Слова Алекса прозвучали в темноте очень поэтично, и я на несколько секунд зависаю. Он же совсем не похож на философа или того, кто увлекается искусством словесности.

— Пусть его радует и бесит кто-то другой, — я перевожу взгляд на ночные тени у других могил. — Мне очень жаль, что он потерял жену, которая, судя по твоим словам, была чуть ли не святой… — замолкаю и едва слышно обращаюсь к той, кто годами терпела Родиона. — Я уверена, вы, Светлана, были замечательной женщиной, но муж у вас тот еще негодяй. Похищает, угрожает и никого вокруг не уважает. Может, в молодости он был другим, но сейчас ни одна женщина не вытерпит его характера.

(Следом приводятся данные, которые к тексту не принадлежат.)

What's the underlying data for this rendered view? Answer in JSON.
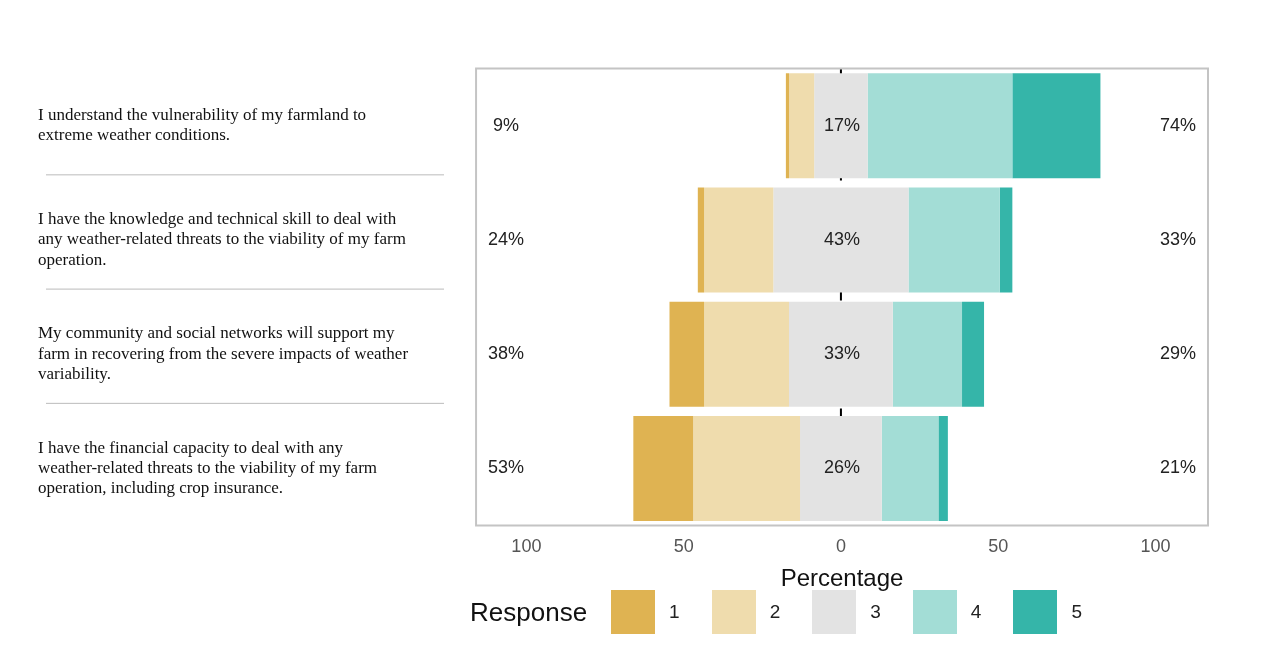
{
  "chart_data": {
    "type": "bar",
    "orientation": "horizontal",
    "xlabel": "Percentage",
    "legend_title": "Response",
    "legend": "bottom",
    "categories": [
      "I understand the vulnerability of my farmland to extreme weather conditions.",
      "I have the knowledge and technical skill to deal with any weather-related threats to the viability of my farm operation.",
      "My community and social networks will support my farm in recovering from the severe impacts of weather variability.",
      "I have the financial capacity to deal with any weather-related threats to the viability of my farm operation, including crop insurance."
    ],
    "series": [
      {
        "name": "1",
        "color": "#dfb352",
        "values": [
          1,
          2,
          11,
          19
        ],
        "base": [
          -17.5,
          -45.5,
          -54.5,
          -66
        ]
      },
      {
        "name": "2",
        "color": "#efdcad",
        "values": [
          8,
          22,
          27,
          34
        ],
        "base": [
          -16.5,
          -43.5,
          -43.5,
          -47
        ]
      },
      {
        "name": "3",
        "color": "#e3e3e3",
        "values": [
          17,
          43,
          33,
          26
        ],
        "base": [
          -8.5,
          -21.5,
          -16.5,
          -13
        ]
      },
      {
        "name": "4",
        "color": "#a3ddd6",
        "values": [
          46,
          29,
          22,
          18
        ],
        "base": [
          8.5,
          21.5,
          16.5,
          13
        ]
      },
      {
        "name": "5",
        "color": "#35b5a9",
        "values": [
          28,
          4,
          7,
          3
        ],
        "base": [
          54.5,
          50.5,
          38.5,
          31
        ]
      }
    ],
    "xlim": [
      -116,
      116.7
    ],
    "xticks": [
      {
        "value": -100,
        "label": "100"
      },
      {
        "value": -50,
        "label": "50"
      },
      0,
      50,
      100
    ],
    "ref_lines": [
      {
        "axis": "x",
        "value": 0,
        "color": "#000000",
        "line_style": "dashed"
      }
    ],
    "annotations": [
      "9%",
      "17%",
      "74%",
      "24%",
      "43%",
      "33%",
      "38%",
      "33%",
      "29%",
      "53%",
      "26%",
      "21%"
    ]
  }
}
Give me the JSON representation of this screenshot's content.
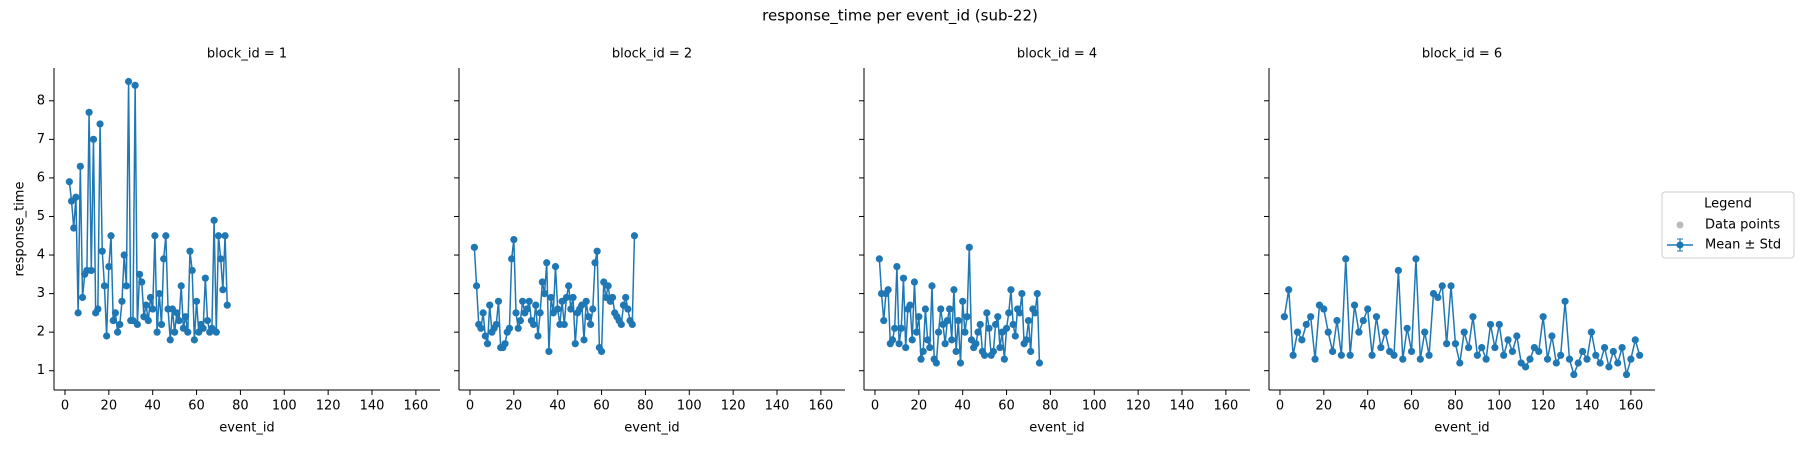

Рябина шелестит под порывом легкого ветерка, и злость на Родиона меня отпускает. Нет, желания вернуться в отель и вновь его порадовать оральными ласками не появилось, но, выговорившись перед серым надгробием и белыми розами, на душе становится легче, как после беседы с подругой.

— Ты бы сказал, что мы на кладбище едем, — я вновь сердито смотрю на Алекса, — я бы цветов купила!

— Да тут цветов и так в избытке.

— Родион привозит?

— Раз в месяц лично приезжает, а так тут служба меняет цветы.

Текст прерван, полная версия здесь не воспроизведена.